Отступим к шлюпкам под прикрытием огня из орудий «Стрелянного воробья». Подхватив тех из товарищей, которые уже не могли идти, десантники принялись отходить. Офицеры остались прикрывать. Так было сговорено заранее. Галлы не особо рвались нас преследовать. Вкусили русской стали. Эх, жаль шабаринки. Каждая ведь на счету. Я было поднял руку, чтобы пушкари подожгли бикфордовы шнуры, но рука моя замерла в воздухе.

Глава 20

Весна наступила раньше, чем ожидали севастопольцы, словно вместе с беспорядочно отступающим противником отходила и зима. С той лишь разницей, что отходила она не на север, как обычно, а на юго-запад. Февраль 1855 года оказался в Европе необычайно холодным. В России воспринимали это, как кару Господню, обрушившуюся на католиков и протестантов.

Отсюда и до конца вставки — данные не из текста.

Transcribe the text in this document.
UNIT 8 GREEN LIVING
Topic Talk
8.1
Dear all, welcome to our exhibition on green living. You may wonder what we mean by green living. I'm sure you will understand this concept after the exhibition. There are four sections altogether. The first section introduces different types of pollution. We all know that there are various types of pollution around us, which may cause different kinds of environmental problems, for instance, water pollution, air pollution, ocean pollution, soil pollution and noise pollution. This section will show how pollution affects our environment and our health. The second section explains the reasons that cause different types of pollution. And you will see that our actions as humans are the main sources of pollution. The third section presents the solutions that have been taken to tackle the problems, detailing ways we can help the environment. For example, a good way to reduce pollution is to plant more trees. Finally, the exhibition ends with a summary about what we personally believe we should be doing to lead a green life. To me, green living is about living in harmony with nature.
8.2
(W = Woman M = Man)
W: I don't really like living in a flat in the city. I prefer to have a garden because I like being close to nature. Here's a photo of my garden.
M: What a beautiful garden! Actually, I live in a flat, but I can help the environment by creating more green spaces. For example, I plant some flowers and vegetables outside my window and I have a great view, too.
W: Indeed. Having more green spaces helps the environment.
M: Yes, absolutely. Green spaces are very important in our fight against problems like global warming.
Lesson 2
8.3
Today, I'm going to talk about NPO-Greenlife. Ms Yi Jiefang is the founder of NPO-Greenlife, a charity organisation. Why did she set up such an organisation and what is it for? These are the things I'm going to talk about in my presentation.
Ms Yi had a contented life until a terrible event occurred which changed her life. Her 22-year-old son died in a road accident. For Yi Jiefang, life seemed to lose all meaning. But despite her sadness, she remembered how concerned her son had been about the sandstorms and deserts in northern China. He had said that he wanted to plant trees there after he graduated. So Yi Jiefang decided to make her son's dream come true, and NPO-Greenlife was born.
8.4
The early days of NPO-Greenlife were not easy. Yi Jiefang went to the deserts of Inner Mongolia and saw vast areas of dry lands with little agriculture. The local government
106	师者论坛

Европейские и американские газеты трубили о генерале Морозе, что вторгся в цветущий европейский сад и от дыхания которого увядают цветы цивилизации. Меньше сообщали об осаде эскадрой Нахимова Константинополя. Хотя знаменитый итальянский композитор Джузеппе Верди спешно сочинил одноименную оперу, и ее уже собирались поставить в Ла Скала. Правда, у него исполняли арии о другой осаде Константинополя — средневековой, но аллюзия была более чем прозрачной.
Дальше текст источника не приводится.